Sorrindo desajeitado e timidamente, mostra a rosa protegida dentro da sua mão. - É para ti...

Inês, surpreendida, sorri abertamente como uma criança. Foi apanhada desprevenida, e a agradável surpresa perdoou o atraso. Convida-o a entrar na sala. Era uma sala grande, com um grande sofá no canto oposto à porta, de tecido verde escuro, contrastando com as paredes de uma cor amarela, não muito escura, agradável. Ao lado do sofá, uma janela com a cortina entreaberta permitia ver de relance um pouco da cidade de Lisboa. No canto em frente ao sofá, em móvel simples, mas bonito, encontrava-se a televisão, desligada. Na parede ao lado da televisão, um móvel de madeira maciça, impecavelmente envernizado, cheio de livros ordeiramente colocados nas duas prateleiras superiores, e por baixo, uma moderna aparelhagem aonde se podia ouvir, em volume baixinho e agradável, Staind. Na parede oposta à janela, uma mesa de vidro com algumas fotografias de Inês, com os irmãos de férias em Itália, com os pais em Sintra, sozinha, sentada na beira de uma falésia, de um local desconhecido. Por cima desta mesa, uma réplica do quadro "A Persistência da Memória", uma das obras mais famosas do pintor surrealista Salvador Dali. No centro da sala, uma mesa elegantemente colocada para duas pessoas.
- Podes sentar-te um bocadinho. - diz Inês indicando para o sofá com a mão - Estava à tua espera para acabar de fazer o jantar.
- Algo em que possa ajudar?
- Não, deixa-te estar - responde Inês com um sorriso.

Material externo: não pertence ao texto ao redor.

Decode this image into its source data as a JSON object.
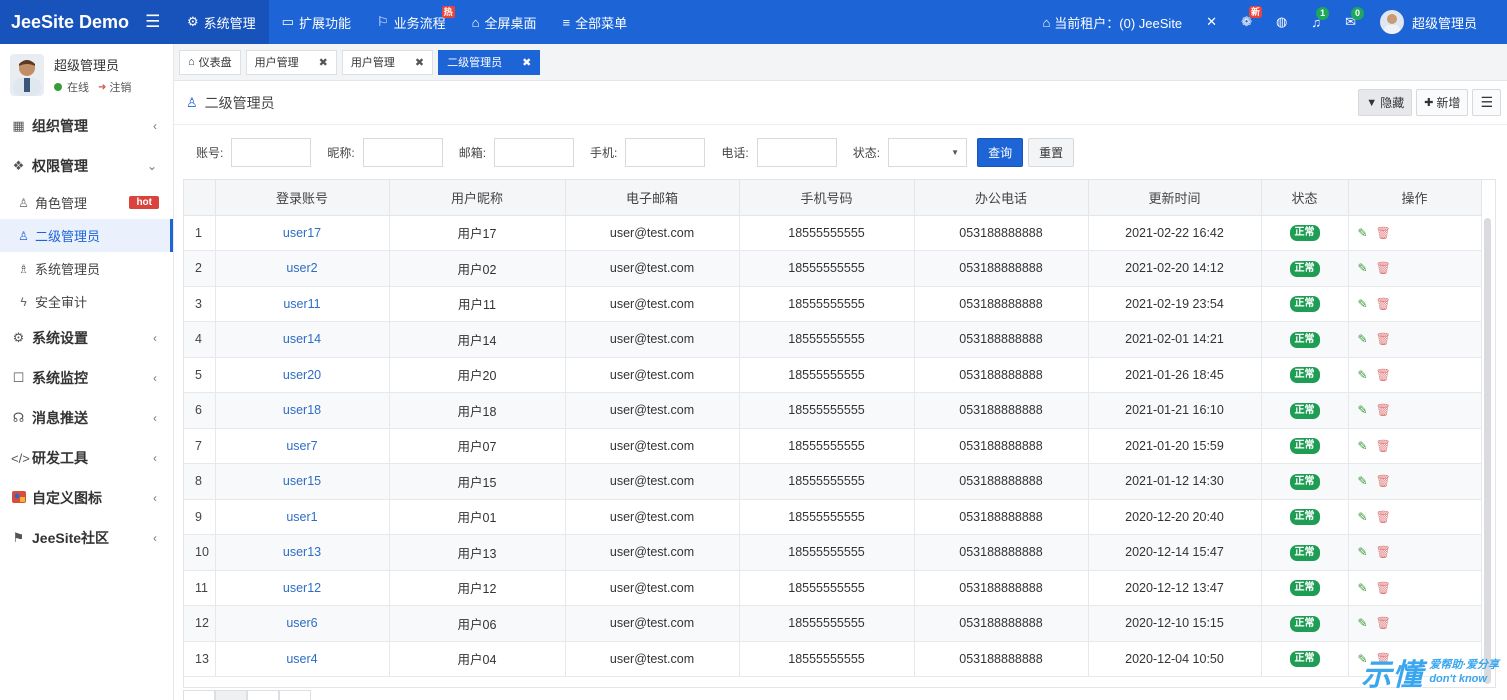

Havia algo no João... Algo inexplicável que a atraía, que a fascinava... Com o passar do tempo, as reuniões de trabalho, as ideias partilhadas para os projectos pendentes, a dedicação criativa e o espírito alegre, tudo isto fez nascer em Inês uma admiração por João, uma admiração carinhosa que se expressava no desejo de que tudo neste jantar fosse perfeito.

Enquanto esperava na sala, João repara que em cima de um móvel estava uma caixa com velas, e ao lado o seu suporte. Uma leve camada de pó dava a entender o pouco uso aplicado àqueles objectos. Olhou para o corredor que dava para a cozinha, e vendo que Inês não vinha, coloca duas velas na mesa, voltando a sentar-se no sofá de seguida.
Inês entra na sala com uma travessa, e olha admirada para a mesa, soltando involuntáriamente um terno sorriso. Tudo estava a correr melhor que alguma havia pensado.

Durante o jantar abordam-se trivialidades. Falam de música e de cinema, de arte e de locais visitados. Subtilmente, João questiona-a sobre o seu passado amoroso.
Inês acabou o seu último relacionamento à mais de um ano, e desde aí não voltou a ter outro, em parte devido à mágoa da traição do namorado com uma sua amiga de infância, em parte devido à decisão de se dedicar à carreira.
Quando questionado por Inês, também curiosa, João respondeu vagamente que a mulher que um dia amara saíra da sua vida repentinamente, e mudou de assunto.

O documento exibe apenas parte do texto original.